### Engaging math activities for the summer break - Day 11

**The setup** A cube whose faces have been partitioned by the midlines into four squares.

**The activity** Color the squares in as many colors as you wish, with a single caveat: no two adjacent squares, i.e., squares that share an edge, may be of the same color.

**The task** Determine the maximum possible number of squares of the same color.

It seems rather natural to focus on coloring a face at a time. However, *shifting a view point* leads to a faster track. Focus on the squares that form a cube's vertex. There are 8 vertices and at each 3 pairwise adjacent squares.
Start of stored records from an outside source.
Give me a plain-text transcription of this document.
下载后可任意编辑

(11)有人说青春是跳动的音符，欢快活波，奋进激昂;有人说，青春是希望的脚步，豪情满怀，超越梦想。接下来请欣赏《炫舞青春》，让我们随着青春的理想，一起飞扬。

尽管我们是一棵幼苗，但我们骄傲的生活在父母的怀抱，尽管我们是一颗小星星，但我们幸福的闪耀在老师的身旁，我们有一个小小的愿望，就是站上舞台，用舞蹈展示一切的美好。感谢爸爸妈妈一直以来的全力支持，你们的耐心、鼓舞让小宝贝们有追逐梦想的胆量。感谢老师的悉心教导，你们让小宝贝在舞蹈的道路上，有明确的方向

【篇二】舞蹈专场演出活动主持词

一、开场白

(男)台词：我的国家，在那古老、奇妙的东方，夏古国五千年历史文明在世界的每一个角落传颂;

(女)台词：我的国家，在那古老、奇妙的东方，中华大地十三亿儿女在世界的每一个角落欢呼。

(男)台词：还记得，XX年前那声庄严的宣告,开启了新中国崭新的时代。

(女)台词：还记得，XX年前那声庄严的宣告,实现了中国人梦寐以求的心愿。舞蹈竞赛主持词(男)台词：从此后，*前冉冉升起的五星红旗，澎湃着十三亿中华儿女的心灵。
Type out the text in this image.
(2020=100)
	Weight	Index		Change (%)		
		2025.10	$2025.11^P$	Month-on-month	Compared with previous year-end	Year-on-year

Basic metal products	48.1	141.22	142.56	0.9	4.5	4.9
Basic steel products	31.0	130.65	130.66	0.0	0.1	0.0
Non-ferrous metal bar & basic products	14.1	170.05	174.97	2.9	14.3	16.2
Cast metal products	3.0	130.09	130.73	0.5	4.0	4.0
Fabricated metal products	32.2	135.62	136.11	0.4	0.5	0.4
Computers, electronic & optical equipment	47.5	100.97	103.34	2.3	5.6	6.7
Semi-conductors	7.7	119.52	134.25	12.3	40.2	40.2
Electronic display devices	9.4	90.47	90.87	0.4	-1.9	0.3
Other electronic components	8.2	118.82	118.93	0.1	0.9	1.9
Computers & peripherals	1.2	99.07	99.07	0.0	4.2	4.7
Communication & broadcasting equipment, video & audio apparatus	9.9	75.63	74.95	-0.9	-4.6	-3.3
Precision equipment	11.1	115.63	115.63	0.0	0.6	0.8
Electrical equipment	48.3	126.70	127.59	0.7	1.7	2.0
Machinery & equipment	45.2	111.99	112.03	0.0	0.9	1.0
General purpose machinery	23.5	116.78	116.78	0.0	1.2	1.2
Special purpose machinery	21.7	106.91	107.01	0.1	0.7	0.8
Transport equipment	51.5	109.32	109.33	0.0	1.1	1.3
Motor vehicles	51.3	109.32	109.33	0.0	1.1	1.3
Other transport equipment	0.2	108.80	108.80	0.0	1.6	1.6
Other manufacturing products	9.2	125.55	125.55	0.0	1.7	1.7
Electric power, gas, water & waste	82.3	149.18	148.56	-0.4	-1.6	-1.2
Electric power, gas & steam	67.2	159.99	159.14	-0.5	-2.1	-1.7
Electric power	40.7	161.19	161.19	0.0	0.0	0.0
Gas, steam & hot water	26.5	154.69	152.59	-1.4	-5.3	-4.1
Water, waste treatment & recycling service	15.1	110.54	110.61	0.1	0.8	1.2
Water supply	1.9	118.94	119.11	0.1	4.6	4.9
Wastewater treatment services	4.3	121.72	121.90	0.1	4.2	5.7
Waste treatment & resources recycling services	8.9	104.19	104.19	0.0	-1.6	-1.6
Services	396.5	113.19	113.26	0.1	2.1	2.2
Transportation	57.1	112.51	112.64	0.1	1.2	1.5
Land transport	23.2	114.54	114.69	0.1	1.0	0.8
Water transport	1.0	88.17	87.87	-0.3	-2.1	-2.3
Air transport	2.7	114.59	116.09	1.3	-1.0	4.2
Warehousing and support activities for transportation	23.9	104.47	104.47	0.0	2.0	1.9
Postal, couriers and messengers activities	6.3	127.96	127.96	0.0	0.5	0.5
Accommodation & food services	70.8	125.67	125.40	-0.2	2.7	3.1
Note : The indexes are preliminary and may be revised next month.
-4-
This means that at a every vertex there could be only one square of a particular color, meaning that there could be no more than 8 squares of the same color.

Here is a cube's net with vertices numbered 1 through 8. It is convenient in case you do not plan to color (or create for that purpose) a physical cube.

Having 24 squares and 8 as the maximum number of squares of the same color suggests that 3 colors may suffice to color the cube. This is indeed so but needs to be verified - it does not automatically follows from what has been said so far.

Here is a coloring my 12 years old boy came up with:

**Related problems for a follow-up** The square faces of a cube could be cut by the diagonals into four triangles. The cube with so partitioned faces could be colored with just 2 colors each covering 12 triangles. This is the maximum possible because the center of each of the six faces is shared by 4 triangles so that at most two may be of the same color.

Further, a similar activity could be carried on a tetrahedron whose face have been partitioned by the midlines into four triangles:

For convenience the vertices and and additional nodes could be numbered:

Here is a coloring with 6 red triangles, 5 blue and 5 yellow triangles. Is 6 the possible maximum?